When creating archives, take care that they are not writable by a untrusted user; otherwise, that user could modify the archive, and when you later extract from the archive you will get incorrect data.

When tar extracts from an archive, by default it writes into files relative to the working directory. If the archive was generated by an untrusted user, that user therefore can write into any file under the working directory. When extracting from an untrusted archive, it is therefore good practice to create an empty directory and run tar in that directory. You can use the --directory (-C) option to specify the working directory (see Changing the Working Directory).

When extracting from an archive, tar by default rejects attempts to modify files outside the working directory. For example, if a symbolic link points outside the working directory, tar refuses to follow the link, regardless of whether the symbolic link existed before tar was run. Therefore, when extracting from two or more untrusted archives, each one can be extracted in turn, into the same initially-empty directory. Even if an earlier archive creates a symbolic link that points outside the working directory, tar will reject any later attempts to follow that symbolic link. However, this safety mechanism applies only to tar itself: it does not apply to other programs you may run later, which will ordinarily follow symbolic links even if they escape the working directory.

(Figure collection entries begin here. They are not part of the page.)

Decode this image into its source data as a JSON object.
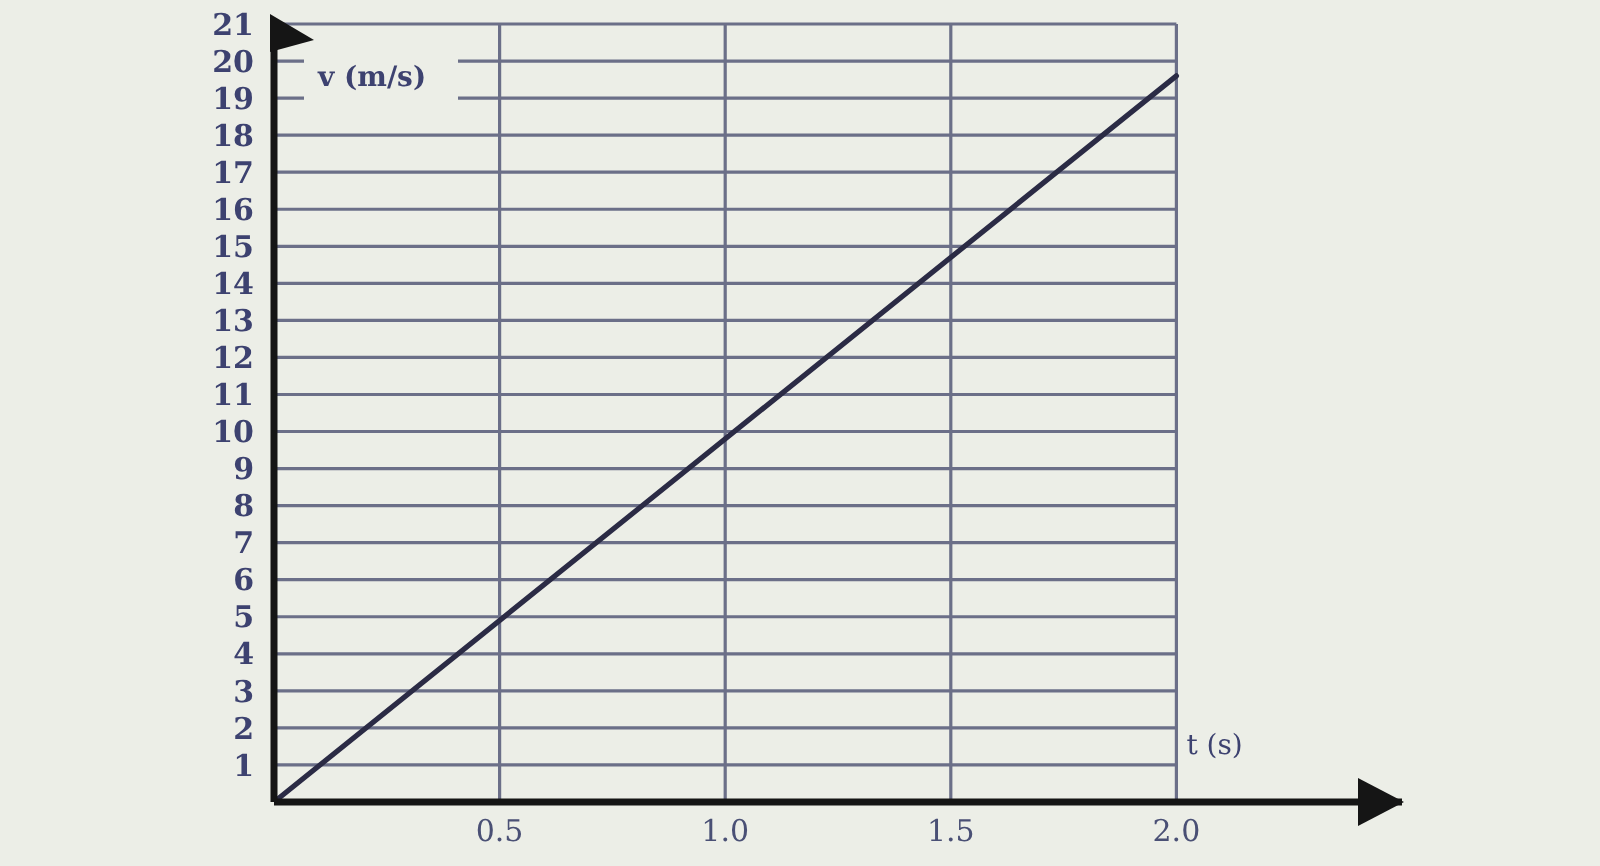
{
  "chart_data": {
    "type": "line",
    "xlabel": "t (s)",
    "ylabel": "v (m/s)",
    "x": [
      0,
      2
    ],
    "values": [
      0,
      19.6
    ],
    "color": "#2b2b45",
    "xlim": [
      0,
      2.5
    ],
    "ylim": [
      0,
      21
    ],
    "xticks": [
      0.5,
      {
        "value": 1,
        "label": "1.0"
      },
      1.5,
      {
        "value": 2,
        "label": "2.0"
      }
    ],
    "yticks": [
      1,
      2,
      3,
      4,
      5,
      6,
      7,
      8,
      9,
      10,
      11,
      12,
      13,
      14,
      15,
      16,
      17,
      18,
      19,
      20,
      21
    ],
    "grid": true
  }
}
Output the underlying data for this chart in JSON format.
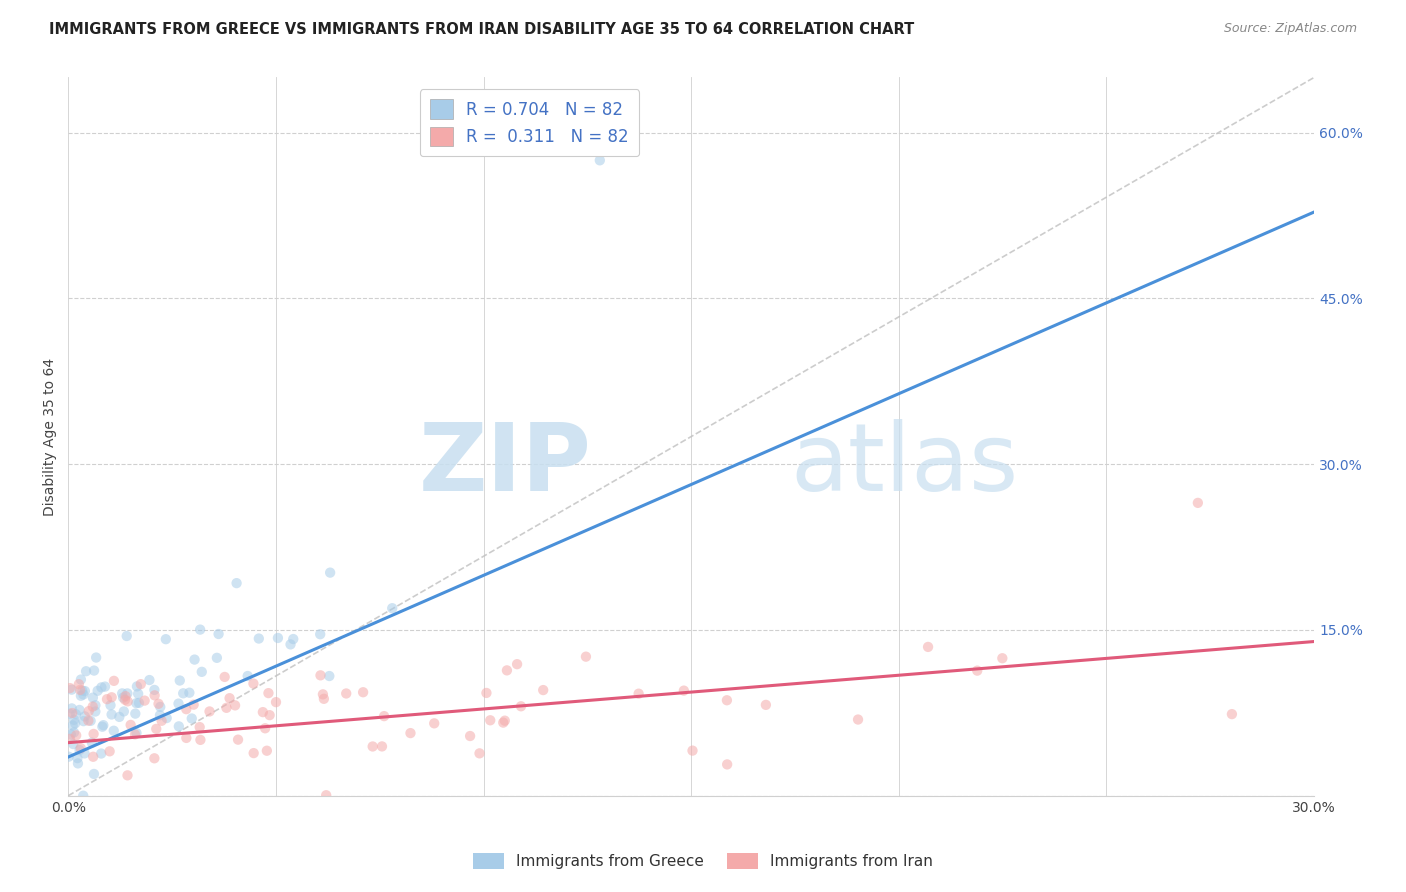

If you use the --absolute-names (-P) option when extracting, tar respects any file names in the archive, even file names that begin with ‘/’, contain ‘..’, or that follow a symbolic link to escape the extraction directory. If you use the --dereference (-h) option when extracting, tar follows any existing symbolic link that is the last component of a file name, even if that link escapes the extraction directory. These two options should be used only for trusted archives, as they can let an archive overwrite any file in your system that you can owrite.

Conversely, with the --keep-old-files (-k) and --skip-old-files options, tar refuses to replace existing files when extracting. The difference between the two options is that the former treats existing files as errors whereas the latter just silently ignores them.

Finally, with the --no-overwrite-dir option, tar refuses to replace the permissions or ownership of already-existing directories. These options may help when extracting from untrusted archives.